The ACCC is undertaking a public inquiry into whether to declare a domestic mobile roaming service. A domestic mobile roaming service would allow mobile network operators to provide mobile services in areas where they do not have their own mobile network by accessing the network of another mobile network operator.
Network coverage is a key feature of mobile services and a feature that mobile network operators use to compete with each other. All of the mobile operators have extended their networks to provide services to the vast majority of Australia’s population. The difference in population coverage between the operators is small, however the difference in geographic coverage is significantly greater.
The ACCC is undertaking this inquiry to determine whether the difference in geographic coverage provided by the three mobile networks is having a detrimental impact on competition in the market for mobile services, and whether regulated mobile roaming would be in the long-term interests of consumers.

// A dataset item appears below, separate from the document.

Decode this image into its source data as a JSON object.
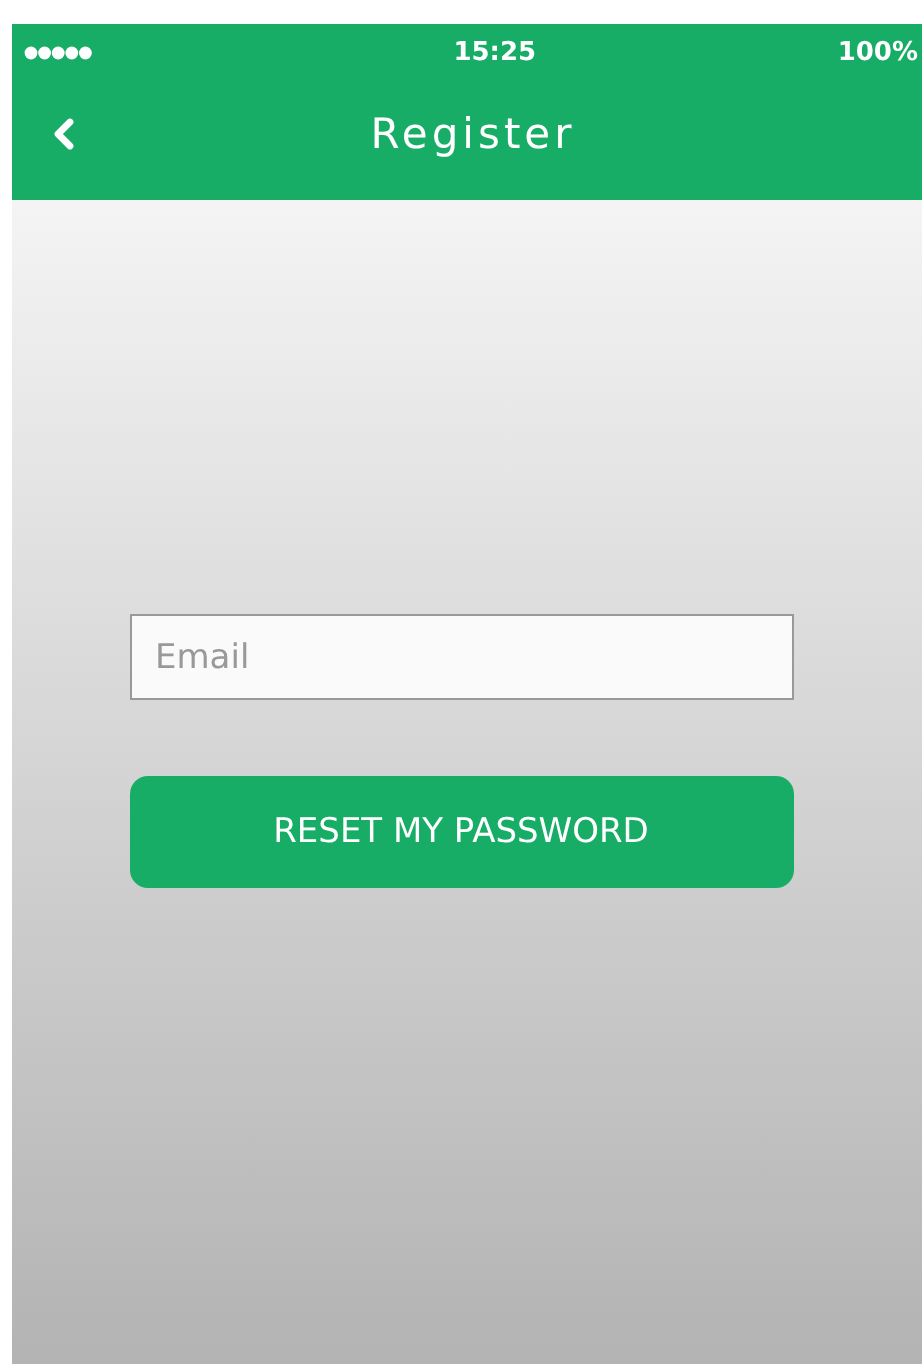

The ACCC has released a discussion paper which seeks views on a range of issues, including:
the current state of competition for mobile services and whether there are barriers to extending mobile networks in regional Australia
the effect that declaring a mobile roaming service may have upon competition
the extent and nature of investment which has taken place in mobile networks since the last declaration inquiry
the effect a declaration may have on mobile network operators’ incentives to invest in extending and improving their networks
the importance of geographic coverage for consumers and mobile service providers’ ability to compete.
How to participate
We would like to hear from all interested stakeholders, including individual consumers, businesses, industry and relevant representative bodies about their views on issues raised in the discussion paper and other matters they consider relevant to the declaration inquiry. Please provide your submission online or send your submission to email@example.com.

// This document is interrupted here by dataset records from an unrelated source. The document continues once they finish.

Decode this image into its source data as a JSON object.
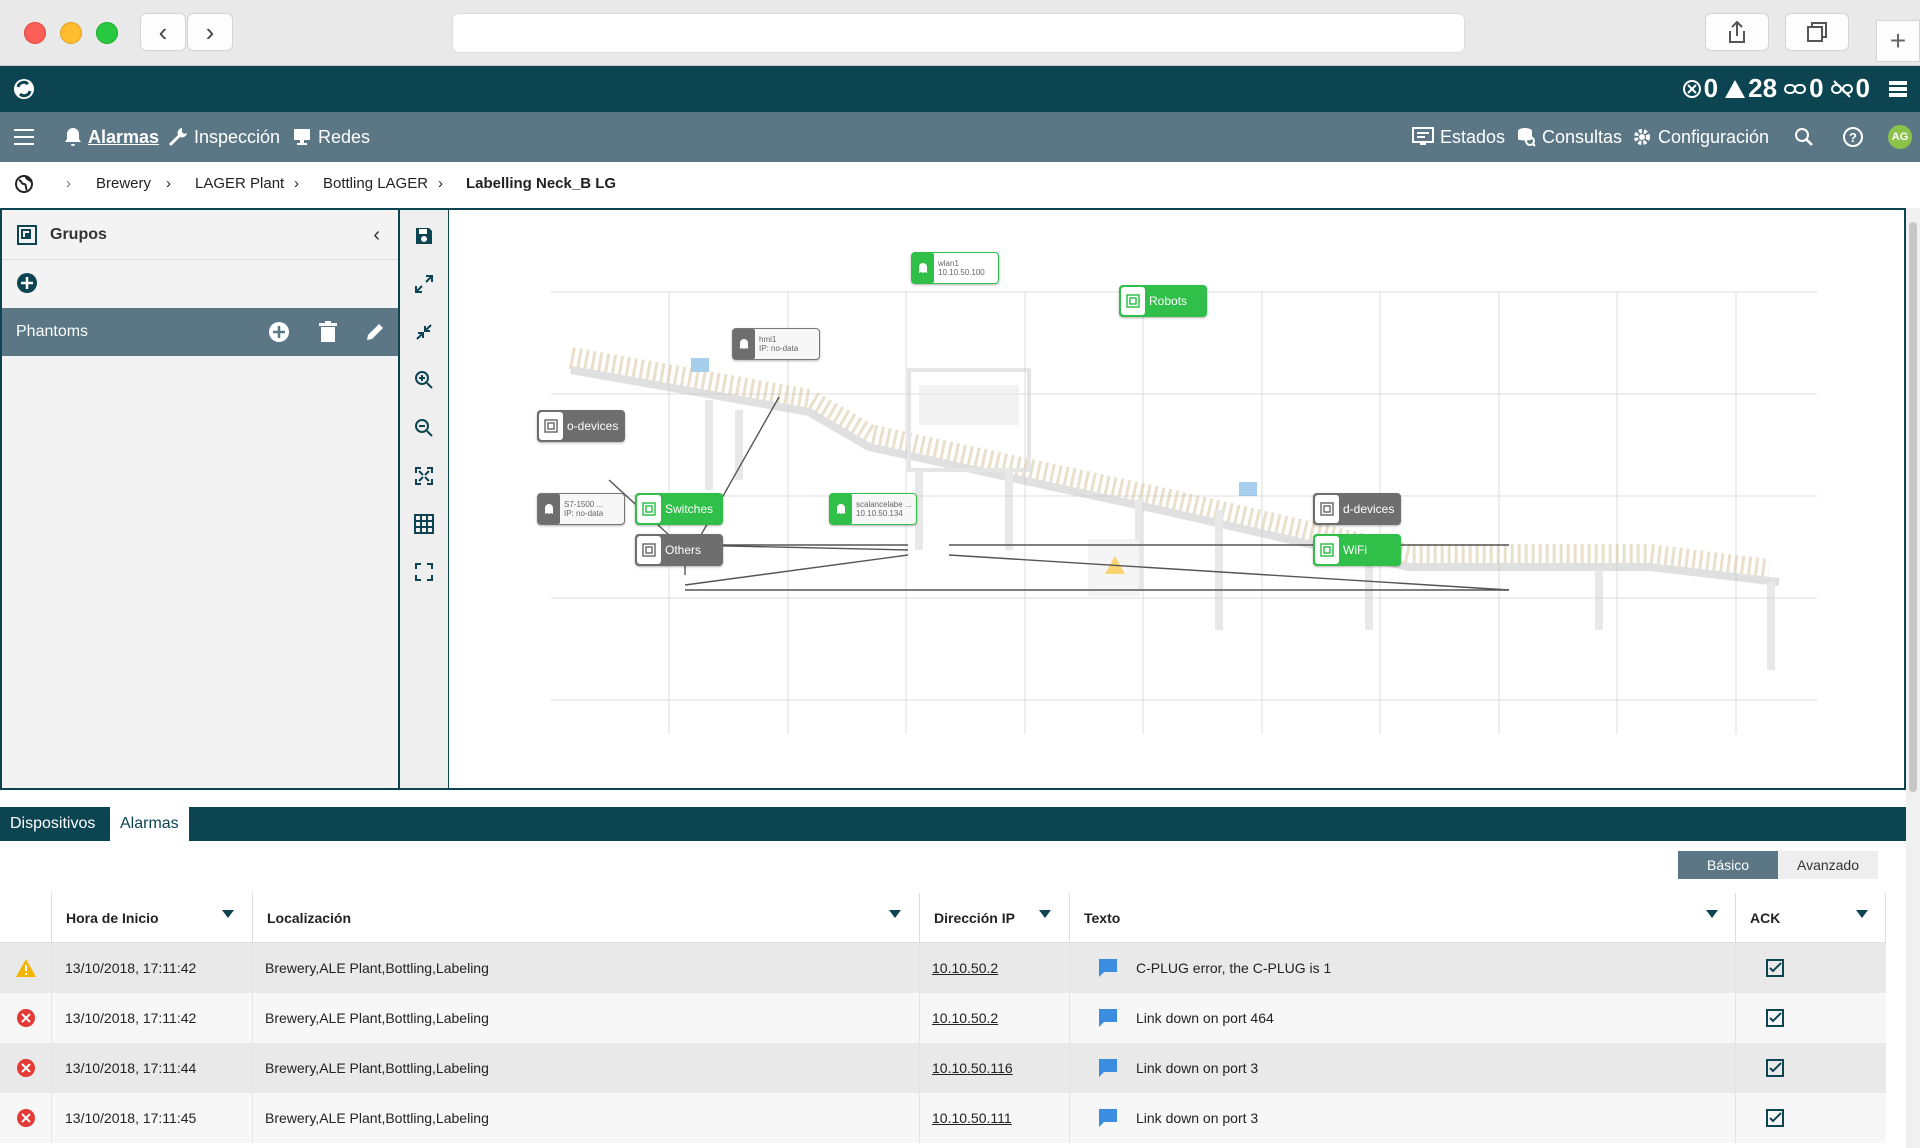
{
  "header": {
    "counters": [
      {
        "icon": "error-circle-icon",
        "value": "0"
      },
      {
        "icon": "warning-triangle-icon",
        "value": "28"
      },
      {
        "icon": "link-icon",
        "value": "0"
      },
      {
        "icon": "broken-link-icon",
        "value": "0"
      }
    ]
  },
  "nav": {
    "items": [
      {
        "label": "Alarmas",
        "icon": "bell-icon"
      },
      {
        "label": "Inspección",
        "icon": "wrench-icon"
      },
      {
        "label": "Redes",
        "icon": "monitor-icon"
      }
    ],
    "right": [
      {
        "label": "Estados",
        "icon": "status-screen-icon"
      },
      {
        "label": "Consultas",
        "icon": "query-icon"
      },
      {
        "label": "Configuración",
        "icon": "gear-icon"
      }
    ],
    "avatar": "AG"
  },
  "breadcrumb": [
    "Brewery",
    "LAGER Plant",
    "Bottling LAGER",
    "Labelling Neck_B LG"
  ],
  "sidebar": {
    "title": "Grupos",
    "group": "Phantoms"
  },
  "canvas": {
    "nodes": [
      {
        "id": "wlan1",
        "label": "wlan1",
        "sub": "10.10.50.100"
      },
      {
        "id": "robots",
        "label": "Robots"
      },
      {
        "id": "hmi1",
        "label": "hmi1",
        "sub": "IP: no-data"
      },
      {
        "id": "odev",
        "label": "o-devices"
      },
      {
        "id": "s7",
        "label": "S7-1500 ...",
        "sub": "IP: no-data"
      },
      {
        "id": "switches",
        "label": "Switches"
      },
      {
        "id": "scal",
        "label": "scalancelabe ...",
        "sub": "10.10.50.134"
      },
      {
        "id": "ddev",
        "label": "d-devices"
      },
      {
        "id": "others",
        "label": "Others"
      },
      {
        "id": "wifi",
        "label": "WiFi"
      }
    ]
  },
  "bottom": {
    "tabs": [
      "Dispositivos",
      "Alarmas"
    ],
    "modes": [
      "Básico",
      "Avanzado"
    ],
    "columns": [
      "Hora de Inicio",
      "Localización",
      "Dirección IP",
      "Texto",
      "ACK"
    ],
    "rows": [
      {
        "severity": "warning-icon",
        "time": "13/10/2018, 17:11:42",
        "loc": "Brewery,ALE Plant,Bottling,Labeling",
        "ip": "10.10.50.2",
        "text": "C-PLUG error, the C-PLUG is 1"
      },
      {
        "severity": "error-icon",
        "time": "13/10/2018, 17:11:42",
        "loc": "Brewery,ALE Plant,Bottling,Labeling",
        "ip": "10.10.50.2",
        "text": "Link down on port 464"
      },
      {
        "severity": "error-icon",
        "time": "13/10/2018, 17:11:44",
        "loc": "Brewery,ALE Plant,Bottling,Labeling",
        "ip": "10.10.50.116",
        "text": "Link down on port 3"
      },
      {
        "severity": "error-icon",
        "time": "13/10/2018, 17:11:45",
        "loc": "Brewery,ALE Plant,Bottling,Labeling",
        "ip": "10.10.50.111",
        "text": "Link down on port 3"
      }
    ]
  },
  "colors": {
    "brand": "#0c4451",
    "nav": "#5b7785",
    "green": "#30c04a",
    "error": "#e53935",
    "warning": "#f5b400"
  }
}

In addition to the discussion paper, we have also prepared a guide on the inquiry for consumers and an online questionnaire which is designed to help us understand consumers’ choice and use of mobile services and how mobile roaming is likely to affect them.

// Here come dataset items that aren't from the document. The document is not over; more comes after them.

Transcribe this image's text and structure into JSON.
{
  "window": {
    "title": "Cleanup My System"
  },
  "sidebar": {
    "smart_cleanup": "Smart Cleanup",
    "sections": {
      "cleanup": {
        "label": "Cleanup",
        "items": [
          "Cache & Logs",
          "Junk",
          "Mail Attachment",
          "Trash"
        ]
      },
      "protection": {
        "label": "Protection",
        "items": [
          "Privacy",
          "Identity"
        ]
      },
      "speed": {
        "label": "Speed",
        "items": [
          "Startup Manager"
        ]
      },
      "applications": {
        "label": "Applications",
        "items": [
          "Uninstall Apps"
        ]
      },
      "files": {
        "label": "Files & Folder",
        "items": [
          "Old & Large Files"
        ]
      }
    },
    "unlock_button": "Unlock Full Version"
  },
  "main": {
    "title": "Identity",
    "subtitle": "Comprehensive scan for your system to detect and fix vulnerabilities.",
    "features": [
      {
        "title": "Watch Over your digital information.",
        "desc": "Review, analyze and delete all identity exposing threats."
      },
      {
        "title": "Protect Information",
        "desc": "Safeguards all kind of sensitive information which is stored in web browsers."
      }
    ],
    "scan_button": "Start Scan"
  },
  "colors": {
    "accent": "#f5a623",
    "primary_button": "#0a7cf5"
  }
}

We will consider all submissions we receive as public, and will post them on the ACCC website, unless the submission is identified as commercial-in-confidence. If interested parties wish to submit commercial-in-confidence material, they should submit both a public version and commercial-in-confidence version of their submission. Any commercial‑in‑confidence material should be clearly identified, and the public version of the submissions should identify where commercial-in-confidence material has been removed.
Submissions to the discussion paper are due by Friday 25 November 2016.
Please note: The ACCC made some minor amendments to the discussion paper on 27 October 2016 to correct inadvertent factual errors brought to our attention. If you have downloaded the discussion paper before this date, please download again to ensure you have the amended version.